The XIV World Forestry Congress which took place this year in Durban, South Africa, had as its focus Forests and People: Investing in a Sustainable Future. Shortly before the congress convened I had returned from a trip to Ireland. As I browsed through my photos and holiday notes of that very interesting country I noticed how many pictures and references there were to trees. Trees tell a story, a story not only of my holiday in the case of this blog post, but one that stretches from the distant past and, hopefully, into the future.
Let’s begin with the Druids. Druids were Celtish people of the Iron Age who were reputed to have lived in pre-Christian Ireland. Among other activities they held trees sacred and performed various religious ceremonies.
After the Druids came the Vikings (think of the enormous Scottish-accented men in the animated feature How to Train Your Dragon). In a museum in Dublin I had examined with fascination a Viking wooden boat carved out of a single tree trunk, found in recent times preserved in Ireland’s famous bog. For the uninitiated like me, a bog is a mixture of tree leaves and mud. As already intimated the bog has excellent preserving qualities and is also used, to this day, as fuel for fire.
Known at one time as the place of trees, Ireland’s forests have greatly diminished, largely due to human influence. Several garden areas we visited, however, showed how a concerted effort has been made over the centuries to repopulate the country with trees.
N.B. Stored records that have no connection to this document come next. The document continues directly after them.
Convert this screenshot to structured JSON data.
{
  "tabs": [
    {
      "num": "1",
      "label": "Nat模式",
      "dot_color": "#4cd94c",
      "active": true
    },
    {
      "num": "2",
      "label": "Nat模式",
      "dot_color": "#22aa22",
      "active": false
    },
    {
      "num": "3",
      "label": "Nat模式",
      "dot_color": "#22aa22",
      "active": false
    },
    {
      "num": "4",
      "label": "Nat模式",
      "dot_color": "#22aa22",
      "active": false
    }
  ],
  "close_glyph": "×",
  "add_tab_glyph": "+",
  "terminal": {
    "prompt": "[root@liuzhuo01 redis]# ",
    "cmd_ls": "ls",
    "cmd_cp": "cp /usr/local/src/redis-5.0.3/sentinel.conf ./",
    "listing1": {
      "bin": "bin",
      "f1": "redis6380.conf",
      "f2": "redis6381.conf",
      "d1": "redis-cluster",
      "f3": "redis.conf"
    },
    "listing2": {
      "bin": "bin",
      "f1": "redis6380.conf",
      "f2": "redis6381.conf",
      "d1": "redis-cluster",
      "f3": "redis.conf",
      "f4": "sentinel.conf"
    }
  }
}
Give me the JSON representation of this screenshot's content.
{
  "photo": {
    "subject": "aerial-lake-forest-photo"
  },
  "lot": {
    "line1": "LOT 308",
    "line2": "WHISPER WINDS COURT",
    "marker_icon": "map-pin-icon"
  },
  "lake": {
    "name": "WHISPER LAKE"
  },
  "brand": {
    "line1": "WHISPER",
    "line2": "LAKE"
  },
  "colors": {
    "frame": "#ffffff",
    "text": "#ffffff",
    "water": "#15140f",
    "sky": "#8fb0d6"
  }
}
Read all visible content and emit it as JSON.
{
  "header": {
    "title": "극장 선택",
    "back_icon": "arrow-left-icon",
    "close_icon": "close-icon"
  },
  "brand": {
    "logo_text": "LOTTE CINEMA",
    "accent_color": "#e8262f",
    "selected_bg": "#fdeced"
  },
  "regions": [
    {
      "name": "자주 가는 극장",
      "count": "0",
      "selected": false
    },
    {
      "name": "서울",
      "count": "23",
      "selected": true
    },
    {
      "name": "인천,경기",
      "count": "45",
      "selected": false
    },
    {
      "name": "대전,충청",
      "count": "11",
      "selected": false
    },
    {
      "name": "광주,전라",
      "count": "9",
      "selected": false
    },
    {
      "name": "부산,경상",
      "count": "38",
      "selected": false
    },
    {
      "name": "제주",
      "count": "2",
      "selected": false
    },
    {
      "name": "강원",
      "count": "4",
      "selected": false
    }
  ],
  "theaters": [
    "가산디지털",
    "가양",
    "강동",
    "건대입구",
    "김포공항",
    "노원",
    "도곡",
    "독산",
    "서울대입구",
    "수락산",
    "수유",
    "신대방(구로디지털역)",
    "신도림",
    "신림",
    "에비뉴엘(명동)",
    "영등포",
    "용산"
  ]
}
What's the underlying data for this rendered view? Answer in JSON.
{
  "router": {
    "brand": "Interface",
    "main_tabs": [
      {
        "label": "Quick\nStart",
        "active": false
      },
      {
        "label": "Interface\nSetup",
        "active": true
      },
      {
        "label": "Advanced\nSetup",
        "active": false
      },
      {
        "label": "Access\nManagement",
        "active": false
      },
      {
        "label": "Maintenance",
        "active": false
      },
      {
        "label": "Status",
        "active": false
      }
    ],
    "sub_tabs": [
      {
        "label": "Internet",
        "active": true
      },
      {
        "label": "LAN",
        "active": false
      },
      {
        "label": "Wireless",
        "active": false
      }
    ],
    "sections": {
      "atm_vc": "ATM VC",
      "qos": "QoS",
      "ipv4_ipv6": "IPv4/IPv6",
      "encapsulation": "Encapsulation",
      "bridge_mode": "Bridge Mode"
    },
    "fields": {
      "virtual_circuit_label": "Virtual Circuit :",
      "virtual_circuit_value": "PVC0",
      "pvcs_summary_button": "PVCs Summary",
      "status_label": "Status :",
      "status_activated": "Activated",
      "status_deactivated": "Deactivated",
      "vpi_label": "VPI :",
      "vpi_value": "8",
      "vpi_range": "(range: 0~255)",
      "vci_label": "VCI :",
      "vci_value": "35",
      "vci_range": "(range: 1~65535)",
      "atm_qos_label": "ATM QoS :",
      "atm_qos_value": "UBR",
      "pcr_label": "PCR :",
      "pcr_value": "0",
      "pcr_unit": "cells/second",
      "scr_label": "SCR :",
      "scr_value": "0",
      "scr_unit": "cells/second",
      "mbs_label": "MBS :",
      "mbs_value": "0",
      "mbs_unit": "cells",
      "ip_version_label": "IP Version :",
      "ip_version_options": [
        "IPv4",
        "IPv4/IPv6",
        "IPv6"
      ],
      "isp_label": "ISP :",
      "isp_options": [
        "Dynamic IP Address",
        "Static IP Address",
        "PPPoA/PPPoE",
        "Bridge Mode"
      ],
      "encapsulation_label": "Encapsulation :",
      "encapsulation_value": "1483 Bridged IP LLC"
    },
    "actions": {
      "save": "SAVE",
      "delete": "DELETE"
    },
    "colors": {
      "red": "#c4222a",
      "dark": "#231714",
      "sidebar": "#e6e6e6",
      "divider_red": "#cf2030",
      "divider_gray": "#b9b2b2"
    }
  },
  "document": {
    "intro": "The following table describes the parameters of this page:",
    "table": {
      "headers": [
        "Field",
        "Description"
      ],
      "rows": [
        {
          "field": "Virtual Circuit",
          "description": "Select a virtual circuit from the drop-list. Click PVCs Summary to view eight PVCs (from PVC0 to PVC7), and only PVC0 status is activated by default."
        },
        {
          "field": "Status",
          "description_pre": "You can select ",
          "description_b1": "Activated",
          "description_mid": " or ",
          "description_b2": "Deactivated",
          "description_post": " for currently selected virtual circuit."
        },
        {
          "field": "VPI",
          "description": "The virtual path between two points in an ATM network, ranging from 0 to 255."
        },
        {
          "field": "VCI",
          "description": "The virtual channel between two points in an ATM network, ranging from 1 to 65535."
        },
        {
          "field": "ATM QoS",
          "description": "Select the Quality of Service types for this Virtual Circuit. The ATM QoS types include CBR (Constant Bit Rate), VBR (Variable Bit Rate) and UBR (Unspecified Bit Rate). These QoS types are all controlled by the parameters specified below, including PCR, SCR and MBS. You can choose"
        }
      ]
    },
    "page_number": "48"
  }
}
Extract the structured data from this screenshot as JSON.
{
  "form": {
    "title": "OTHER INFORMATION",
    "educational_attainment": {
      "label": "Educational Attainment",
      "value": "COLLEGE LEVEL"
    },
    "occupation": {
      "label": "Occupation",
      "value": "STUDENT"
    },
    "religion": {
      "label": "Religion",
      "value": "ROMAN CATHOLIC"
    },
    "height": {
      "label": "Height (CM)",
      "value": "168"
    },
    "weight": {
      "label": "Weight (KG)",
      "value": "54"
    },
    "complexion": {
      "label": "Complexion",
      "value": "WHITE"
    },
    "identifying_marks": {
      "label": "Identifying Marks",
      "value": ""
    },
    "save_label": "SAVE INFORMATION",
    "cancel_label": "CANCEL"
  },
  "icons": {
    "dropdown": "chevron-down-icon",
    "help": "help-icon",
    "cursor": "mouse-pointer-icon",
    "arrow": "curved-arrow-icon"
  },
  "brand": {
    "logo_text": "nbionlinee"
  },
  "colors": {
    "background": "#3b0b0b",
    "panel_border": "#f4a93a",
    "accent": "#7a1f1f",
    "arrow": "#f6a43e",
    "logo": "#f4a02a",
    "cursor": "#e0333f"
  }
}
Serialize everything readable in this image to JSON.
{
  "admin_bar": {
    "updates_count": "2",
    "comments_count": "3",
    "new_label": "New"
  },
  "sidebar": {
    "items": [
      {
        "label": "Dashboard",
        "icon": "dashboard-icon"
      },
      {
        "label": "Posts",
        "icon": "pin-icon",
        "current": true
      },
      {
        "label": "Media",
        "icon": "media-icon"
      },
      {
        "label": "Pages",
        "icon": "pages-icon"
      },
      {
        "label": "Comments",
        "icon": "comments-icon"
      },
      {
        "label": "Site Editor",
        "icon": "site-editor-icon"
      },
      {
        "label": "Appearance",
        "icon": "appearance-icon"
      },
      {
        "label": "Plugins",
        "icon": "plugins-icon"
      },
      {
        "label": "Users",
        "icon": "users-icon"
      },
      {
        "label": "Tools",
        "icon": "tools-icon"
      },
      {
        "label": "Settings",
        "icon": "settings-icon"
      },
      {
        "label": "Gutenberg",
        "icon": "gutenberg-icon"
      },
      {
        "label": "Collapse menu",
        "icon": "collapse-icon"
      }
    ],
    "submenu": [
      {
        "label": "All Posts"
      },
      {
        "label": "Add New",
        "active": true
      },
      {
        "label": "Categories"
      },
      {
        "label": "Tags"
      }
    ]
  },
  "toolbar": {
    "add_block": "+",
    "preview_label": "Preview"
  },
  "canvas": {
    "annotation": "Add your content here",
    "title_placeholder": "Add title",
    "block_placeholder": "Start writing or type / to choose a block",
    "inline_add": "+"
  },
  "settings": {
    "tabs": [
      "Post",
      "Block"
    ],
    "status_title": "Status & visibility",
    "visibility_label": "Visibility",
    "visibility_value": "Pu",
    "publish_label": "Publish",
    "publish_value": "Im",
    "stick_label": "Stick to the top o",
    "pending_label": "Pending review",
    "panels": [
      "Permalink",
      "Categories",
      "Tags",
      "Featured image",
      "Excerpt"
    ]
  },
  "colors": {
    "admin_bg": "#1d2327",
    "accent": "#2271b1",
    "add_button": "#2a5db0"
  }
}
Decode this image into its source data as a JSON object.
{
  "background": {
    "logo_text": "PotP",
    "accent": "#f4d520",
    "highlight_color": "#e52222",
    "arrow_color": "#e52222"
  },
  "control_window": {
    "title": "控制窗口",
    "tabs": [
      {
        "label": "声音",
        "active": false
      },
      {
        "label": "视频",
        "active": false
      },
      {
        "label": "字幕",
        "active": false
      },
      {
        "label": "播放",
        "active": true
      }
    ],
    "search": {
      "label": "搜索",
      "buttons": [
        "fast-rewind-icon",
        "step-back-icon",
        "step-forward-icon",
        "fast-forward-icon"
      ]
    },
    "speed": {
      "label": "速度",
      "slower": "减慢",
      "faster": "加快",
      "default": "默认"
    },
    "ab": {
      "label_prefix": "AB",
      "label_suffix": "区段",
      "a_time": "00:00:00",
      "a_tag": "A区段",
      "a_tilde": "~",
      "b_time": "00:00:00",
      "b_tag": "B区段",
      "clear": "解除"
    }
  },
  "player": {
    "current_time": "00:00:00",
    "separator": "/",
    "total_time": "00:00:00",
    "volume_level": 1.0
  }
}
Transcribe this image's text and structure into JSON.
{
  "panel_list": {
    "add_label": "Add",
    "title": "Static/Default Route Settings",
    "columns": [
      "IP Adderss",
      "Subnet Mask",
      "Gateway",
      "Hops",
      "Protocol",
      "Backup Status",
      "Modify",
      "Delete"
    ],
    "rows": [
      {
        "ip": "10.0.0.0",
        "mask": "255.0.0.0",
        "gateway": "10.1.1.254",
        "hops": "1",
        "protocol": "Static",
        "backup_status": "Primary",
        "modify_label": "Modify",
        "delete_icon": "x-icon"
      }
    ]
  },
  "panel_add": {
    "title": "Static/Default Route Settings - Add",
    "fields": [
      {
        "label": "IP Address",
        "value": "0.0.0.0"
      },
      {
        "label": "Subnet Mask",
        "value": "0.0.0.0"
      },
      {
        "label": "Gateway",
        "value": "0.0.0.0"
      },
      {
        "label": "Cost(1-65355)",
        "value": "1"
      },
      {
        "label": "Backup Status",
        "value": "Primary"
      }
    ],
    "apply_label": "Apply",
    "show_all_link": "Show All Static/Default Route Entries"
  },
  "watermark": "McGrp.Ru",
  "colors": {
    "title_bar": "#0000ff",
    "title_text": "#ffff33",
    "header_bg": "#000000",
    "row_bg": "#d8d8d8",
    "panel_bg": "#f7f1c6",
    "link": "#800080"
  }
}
My last photo is not of a tree but that of a bridge in Derry-Londonderry. Derry was the Catholic name for the town, Londonderry the British name and the town is famous for the dreadful events of Bloody Sunday (popularised in the U2 song by same name) in which several young people were killed in Catholic-Protestant tensions. Derry is translated from the Gaelic as the “Place of the Oaks“.
To end on a lighter note, while enjoying a jaunting cart ride near the Ring of Kerry (translated as “ring of trees”), our driver stopped in a clearing and said: “See that red tree over there? That’s a Beech. See that smaller tree next to it? That’s a son of a Beech”!